By david leibowitz
The end of my father’s life is fast approaching, and if I am being completely honest, his last breath will be a blessing.
Parkinson’s disease, a ruthless bastard, has robbed him of his body: the ability to walk without falling, to use the bathroom by himself, to get out of bed under his own power.
My father’s mind lasted longer, but now dementia has eclipsed virtually everything that made him him.
Mostly what’s left now is anger. It has come to be my dad’s defining characteristic, at least when he is not faded into oblivion by morphine. Anyone who tries to help him is met by a fist, a kick, a shove.
All we can do is tell ourselves it isn’t him doing the fighting. It’s the disease.
One million Americans are living with Parkinson’s. Worldwide, the number is 10 million. Every year, 60,000 more people are diagnosed with the disease.
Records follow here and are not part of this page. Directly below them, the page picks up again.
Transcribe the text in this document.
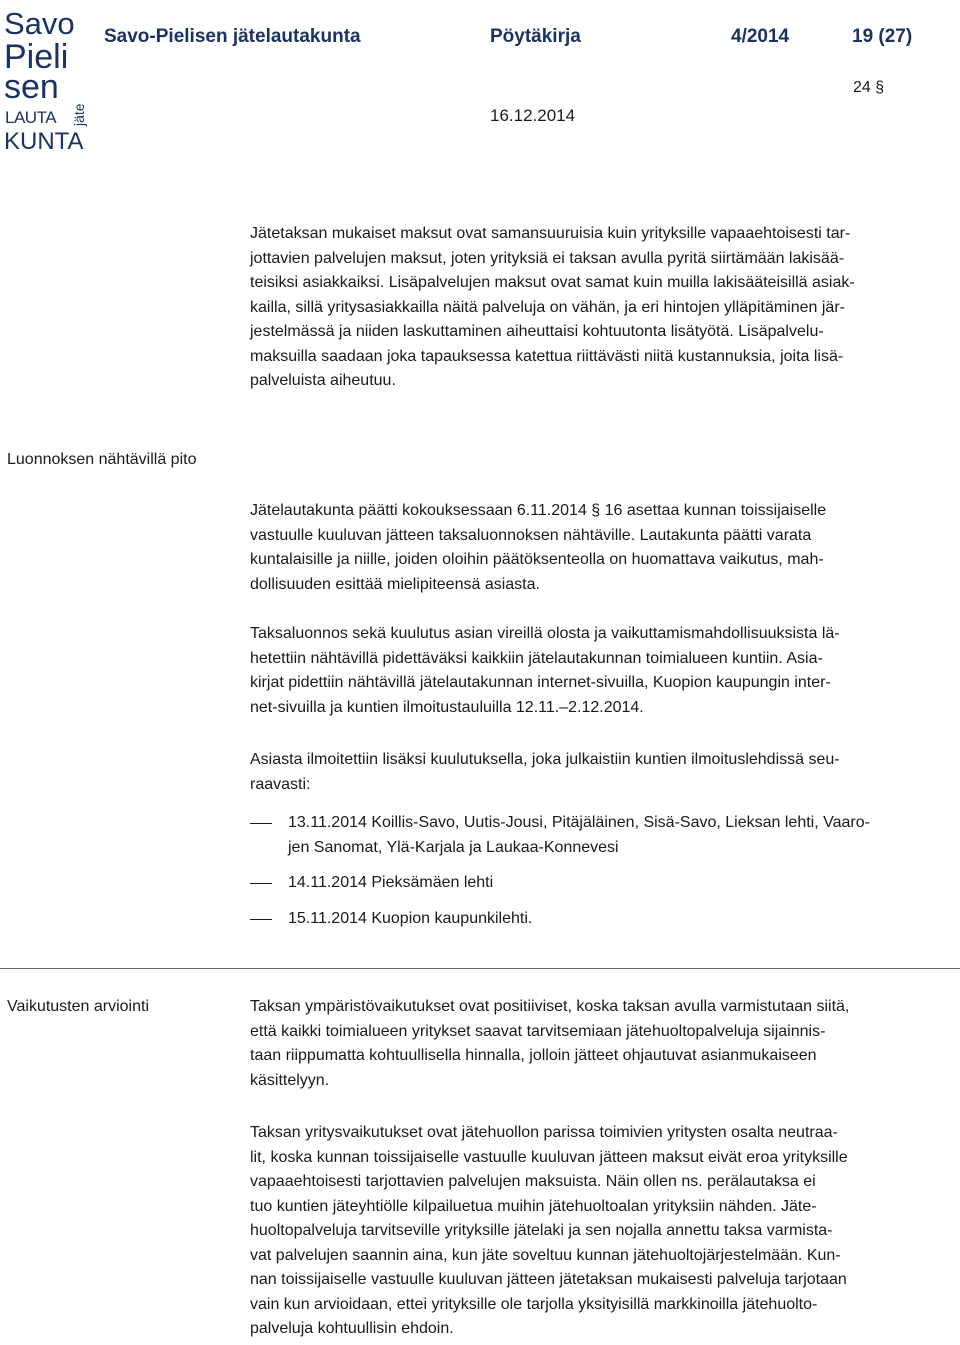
Savo
Pieli
sen
LAUTA
KUNTA
jäte
Savo-Pielisen jätelautakunta	Pöytäkirja	4/2014	19 (27)
24 §
16.12.2014
Jätetaksan mukaiset maksut ovat samansuuruisia kuin yrityksille vapaaehtoisesti tar-
jottavien palvelujen maksut, joten yrityksiä ei taksan avulla pyritä siirtämään lakisää-
teisiksi asiakkaiksi. Lisäpalvelujen maksut ovat samat kuin muilla lakisääteisillä asiak-
kailla, sillä yritysasiakkailla näitä palveluja on vähän, ja eri hintojen ylläpitäminen jär-
jestelmässä ja niiden laskuttaminen aiheuttaisi kohtuutonta lisätyötä. Lisäpalvelu-
maksuilla saadaan joka tapauksessa katettua riittävästi niitä kustannuksia, joita lisä-
palveluista aiheutuu.
Luonnoksen nähtävillä pito
Jätelautakunta päätti kokouksessaan 6.11.2014 § 16 asettaa kunnan toissijaiselle
vastuulle kuuluvan jätteen taksaluonnoksen nähtäville. Lautakunta päätti varata
kuntalaisille ja niille, joiden oloihin päätöksenteolla on huomattava vaikutus, mah-
dollisuuden esittää mielipiteensä asiasta.
Taksaluonnos sekä kuulutus asian vireillä olosta ja vaikuttamismahdollisuuksista lä-
hetettiin nähtävillä pidettäväksi kaikkiin jätelautakunnan toimialueen kuntiin. Asia-
kirjat pidettiin nähtävillä jätelautakunnan internet-sivuilla, Kuopion kaupungin inter-
net-sivuilla ja kuntien ilmoitustauluilla 12.11.–2.12.2014.
Asiasta ilmoitettiin lisäksi kuulutuksella, joka julkaistiin kuntien ilmoituslehdissä seu-
raavasti:
13.11.2014 Koillis-Savo, Uutis-Jousi, Pitäjäläinen, Sisä-Savo, Lieksan lehti, Vaaro-
jen Sanomat, Ylä-Karjala ja Laukaa-Konnevesi
14.11.2014 Pieksämäen lehti
15.11.2014 Kuopion kaupunkilehti.
Vaikutusten arviointi	Taksan ympäristövaikutukset ovat positiiviset, koska taksan avulla varmistutaan siitä,
että kaikki toimialueen yritykset saavat tarvitsemiaan jätehuoltopalveluja sijainnis-
taan riippumatta kohtuullisella hinnalla, jolloin jätteet ohjautuvat asianmukaiseen
käsittelyyn.
Taksan yritysvaikutukset ovat jätehuollon parissa toimivien yritysten osalta neutraa-
lit, koska kunnan toissijaiselle vastuulle kuuluvan jätteen maksut eivät eroa yrityksille
vapaaehtoisesti tarjottavien palvelujen maksuista. Näin ollen ns. perälautaksa ei
tuo kuntien jäteyhtiölle kilpailuetua muihin jätehuoltoalan yrityksiin nähden. Jäte-
huoltopalveluja tarvitseville yrityksille jätelaki ja sen nojalla annettu taksa varmista-
vat palvelujen saannin aina, kun jäte soveltuu kunnan jätehuoltojärjestelmään. Kun-
nan toissijaiselle vastuulle kuuluvan jätteen jätetaksan mukaisesti palveluja tarjotaan
vain kun arvioidaan, ettei yrityksille ole tarjolla yksityisillä markkinoilla jätehuolto-
palveluja kohtuullisin ehdoin.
There is no cure. I am writing this to let you know what’s in store should you ever hear those sickening words.
Born in the Bronx in 1945, my father was the middle child of three. His older brother, a pharmacist by trade, was the first to manifest Parkinson’s. My uncle Mel died in May 2016. If my dad was nervous he was next, you never would have known it.
He played racquetball like a madman until age 70. When my mother’s health failed, he cared for her 24/7. Their love affair, a marriage that lasted 52 years, ended when my mother passed away two days after Christmas 2017.
My father has never taken off his gold wedding band.
The tremors became more noticeable a few months later. His decline was slow at first — no more racquetball, no more driving himself to CVS. His walk, strides that once gobbled up ground, dwindled to a plodding shuffle. 2019 felt like a rock rolling downhill.
And 2020, a horrible year for so many, was for my father apocalyptic: 52 weeks of handfuls of pills, vivid hallucinations, emotional doldrums and electric fury.
My brother and my nephew have been on the front lines for all of it: the vitriol, the wild mood swings, the swinging fists. Care around the clock by home health aides did little except chew up money and present new targets for abuse.
Again, as we have told ourselves a few thousand times: This was the disease acting out, not my father.
Now he’s in a hospital bed, zoned out on morphine to manage his physical and emotional symptoms. The doctors claim they are trying to “get him stabilized,” whatever that means at this point.
Someday soon I will board a Florida-bound plane for perhaps the 10th time in the last year, except this time the destination is goodbye.
Here’s the thing, though: The man who taught me how to ride a bike, dribble a basketball, swing a bat, balance a chemistry equation, change the oil in a car, he’s been gone for a long time now.
That’s what diseases like Parkinson’s and dementia do — they don’t kill their victims all at once, they kill by degrees. The person you love disappears day by day, gradually subtracted from your life and the world.
Long before they take their final shallow breaths, your heart has been replaced by an empty space where comfort and joy once lived.
Hug everyone you love tighter is all I can tell you. Make sure your long-term care insurance is paid up. Make peace with all who need forgiveness. One day soon, they may no longer be able to do more than breathe.
By then, the only thing left talking or throwing fists will be some bastard disease.